I’m nearing the end of my 2 week break from photography.  There are lots of new shots on the horizon so before all hell breaks loose I figured I should share some of the rest of the edits from Beltcraft.  The next shot I wanted to feel a bit claustrophobic, so I moved in a lot of junk around the model and used a speedlight to highlight her and darken the background.  The postprocessing then compliments the image I was aiming for, with a dark, painterly feel to it.  It is quite a contrast to the punchy colours of the previous edits but I like to keep things varied.

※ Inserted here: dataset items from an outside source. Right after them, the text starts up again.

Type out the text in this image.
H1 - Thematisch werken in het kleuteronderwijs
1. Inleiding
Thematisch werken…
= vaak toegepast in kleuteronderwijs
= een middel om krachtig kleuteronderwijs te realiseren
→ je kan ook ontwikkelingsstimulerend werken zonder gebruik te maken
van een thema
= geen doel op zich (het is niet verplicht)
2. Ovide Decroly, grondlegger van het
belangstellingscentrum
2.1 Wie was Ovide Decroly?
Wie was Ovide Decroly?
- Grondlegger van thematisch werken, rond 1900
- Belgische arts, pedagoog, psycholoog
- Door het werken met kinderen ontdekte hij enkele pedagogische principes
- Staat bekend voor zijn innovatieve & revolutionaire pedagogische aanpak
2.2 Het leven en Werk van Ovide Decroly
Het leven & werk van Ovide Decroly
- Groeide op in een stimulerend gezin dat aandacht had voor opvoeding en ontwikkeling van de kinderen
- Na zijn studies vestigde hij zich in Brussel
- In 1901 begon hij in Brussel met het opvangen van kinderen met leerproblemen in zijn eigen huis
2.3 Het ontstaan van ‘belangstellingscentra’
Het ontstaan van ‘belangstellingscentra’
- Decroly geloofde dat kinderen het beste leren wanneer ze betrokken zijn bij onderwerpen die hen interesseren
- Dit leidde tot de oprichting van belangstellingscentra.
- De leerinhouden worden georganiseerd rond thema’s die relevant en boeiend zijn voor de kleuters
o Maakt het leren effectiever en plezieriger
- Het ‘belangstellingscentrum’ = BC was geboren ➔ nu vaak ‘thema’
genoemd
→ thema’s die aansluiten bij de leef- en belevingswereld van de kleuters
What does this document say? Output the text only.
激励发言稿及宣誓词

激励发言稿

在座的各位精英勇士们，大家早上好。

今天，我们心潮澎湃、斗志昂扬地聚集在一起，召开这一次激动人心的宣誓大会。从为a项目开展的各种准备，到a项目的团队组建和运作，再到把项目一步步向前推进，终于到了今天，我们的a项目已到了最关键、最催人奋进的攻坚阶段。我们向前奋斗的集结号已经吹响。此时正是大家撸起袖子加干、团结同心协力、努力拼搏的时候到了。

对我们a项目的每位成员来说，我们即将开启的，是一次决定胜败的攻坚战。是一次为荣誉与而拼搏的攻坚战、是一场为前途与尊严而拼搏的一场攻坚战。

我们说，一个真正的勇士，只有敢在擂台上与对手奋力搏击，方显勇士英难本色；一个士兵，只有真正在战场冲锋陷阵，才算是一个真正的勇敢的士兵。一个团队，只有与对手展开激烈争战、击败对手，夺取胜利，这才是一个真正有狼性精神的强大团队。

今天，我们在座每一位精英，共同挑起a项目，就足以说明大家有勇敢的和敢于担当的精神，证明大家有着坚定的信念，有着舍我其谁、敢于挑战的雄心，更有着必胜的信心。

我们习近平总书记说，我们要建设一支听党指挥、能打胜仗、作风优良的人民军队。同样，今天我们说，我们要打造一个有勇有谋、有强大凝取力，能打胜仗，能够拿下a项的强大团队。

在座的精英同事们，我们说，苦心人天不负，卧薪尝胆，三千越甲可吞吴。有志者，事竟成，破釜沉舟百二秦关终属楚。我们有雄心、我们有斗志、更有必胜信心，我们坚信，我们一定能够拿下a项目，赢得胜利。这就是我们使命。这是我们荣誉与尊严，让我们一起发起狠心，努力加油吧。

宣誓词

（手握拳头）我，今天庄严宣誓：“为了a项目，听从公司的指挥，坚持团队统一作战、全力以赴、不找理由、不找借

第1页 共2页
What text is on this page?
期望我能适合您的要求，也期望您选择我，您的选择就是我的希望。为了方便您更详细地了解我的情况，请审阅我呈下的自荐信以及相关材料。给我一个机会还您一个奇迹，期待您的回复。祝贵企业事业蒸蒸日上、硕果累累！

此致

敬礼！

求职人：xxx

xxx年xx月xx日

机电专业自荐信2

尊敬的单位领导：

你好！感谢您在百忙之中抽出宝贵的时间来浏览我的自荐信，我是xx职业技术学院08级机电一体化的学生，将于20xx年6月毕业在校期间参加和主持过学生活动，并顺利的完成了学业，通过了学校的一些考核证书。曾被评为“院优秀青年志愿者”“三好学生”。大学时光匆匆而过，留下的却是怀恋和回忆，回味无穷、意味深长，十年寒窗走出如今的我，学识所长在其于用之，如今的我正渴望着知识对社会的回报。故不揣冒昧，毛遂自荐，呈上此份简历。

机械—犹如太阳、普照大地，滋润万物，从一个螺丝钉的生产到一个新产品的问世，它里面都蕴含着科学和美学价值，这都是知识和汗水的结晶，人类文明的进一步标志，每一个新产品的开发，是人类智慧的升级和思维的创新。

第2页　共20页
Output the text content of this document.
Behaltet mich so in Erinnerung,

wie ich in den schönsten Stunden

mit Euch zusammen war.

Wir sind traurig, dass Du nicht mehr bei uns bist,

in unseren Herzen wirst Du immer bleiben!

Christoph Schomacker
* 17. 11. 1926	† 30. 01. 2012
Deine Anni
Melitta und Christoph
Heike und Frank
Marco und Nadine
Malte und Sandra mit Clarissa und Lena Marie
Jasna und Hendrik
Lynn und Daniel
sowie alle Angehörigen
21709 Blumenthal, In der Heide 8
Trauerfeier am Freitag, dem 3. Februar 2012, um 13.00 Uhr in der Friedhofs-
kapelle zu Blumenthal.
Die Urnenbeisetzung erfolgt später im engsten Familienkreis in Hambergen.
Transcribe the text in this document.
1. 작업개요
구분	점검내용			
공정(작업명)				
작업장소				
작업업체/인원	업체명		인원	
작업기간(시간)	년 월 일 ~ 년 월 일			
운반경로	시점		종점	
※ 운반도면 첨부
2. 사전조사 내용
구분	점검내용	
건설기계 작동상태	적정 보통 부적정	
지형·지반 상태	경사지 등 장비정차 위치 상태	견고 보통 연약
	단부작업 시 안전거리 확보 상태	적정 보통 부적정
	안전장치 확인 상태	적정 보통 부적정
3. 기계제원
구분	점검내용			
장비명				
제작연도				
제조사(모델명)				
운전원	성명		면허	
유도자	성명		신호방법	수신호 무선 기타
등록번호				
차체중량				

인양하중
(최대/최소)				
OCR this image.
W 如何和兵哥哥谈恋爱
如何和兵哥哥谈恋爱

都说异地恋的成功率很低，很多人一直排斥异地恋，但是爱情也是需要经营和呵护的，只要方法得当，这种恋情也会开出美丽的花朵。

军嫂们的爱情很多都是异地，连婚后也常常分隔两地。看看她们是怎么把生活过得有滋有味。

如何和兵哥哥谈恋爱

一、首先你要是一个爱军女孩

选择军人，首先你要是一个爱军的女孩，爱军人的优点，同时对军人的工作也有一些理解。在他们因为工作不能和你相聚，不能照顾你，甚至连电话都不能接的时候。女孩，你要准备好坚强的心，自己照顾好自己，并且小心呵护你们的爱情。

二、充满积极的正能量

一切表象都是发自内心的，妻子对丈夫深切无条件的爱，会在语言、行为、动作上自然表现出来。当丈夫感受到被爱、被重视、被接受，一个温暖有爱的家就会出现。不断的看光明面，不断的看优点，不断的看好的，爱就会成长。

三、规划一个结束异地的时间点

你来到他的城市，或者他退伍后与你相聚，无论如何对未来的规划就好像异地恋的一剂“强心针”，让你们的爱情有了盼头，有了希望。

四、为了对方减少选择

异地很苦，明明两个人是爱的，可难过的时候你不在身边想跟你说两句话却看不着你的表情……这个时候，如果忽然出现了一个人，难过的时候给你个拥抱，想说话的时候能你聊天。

The shot below was one I had in mind when I booked Beltcraft.  There is a lot of vintage Americana type stuff in there and I really wanted to use some of it in a shot.  Many shots I’ve seen in Beltcraft either shoot with a very wide aperture and therefore don’t make use of the background, or just stick a naked model up against a wall ( nothing wrong with that, but I was after something different here ).  I wasn’t sure this was going to work until I got it into post and applied some filters to give it that vintage look I was after.  A lot of people think filters are cheating, but I love them when used correctly and in this case I knew which one I’d be applying when I took the shot ( Nike Analog FX 2, plus some hand cranking of levels etc ).


Finally, this shot was pretty simple, I used window light for a strong backlight and a slight flare, then used a constant light from the front to fill in the face.  The idea here was to contrast the lovely model and dress with the decrepit surroundings.  The colours all complemented each other as well for a general “red” theme which was also in the back of my mind.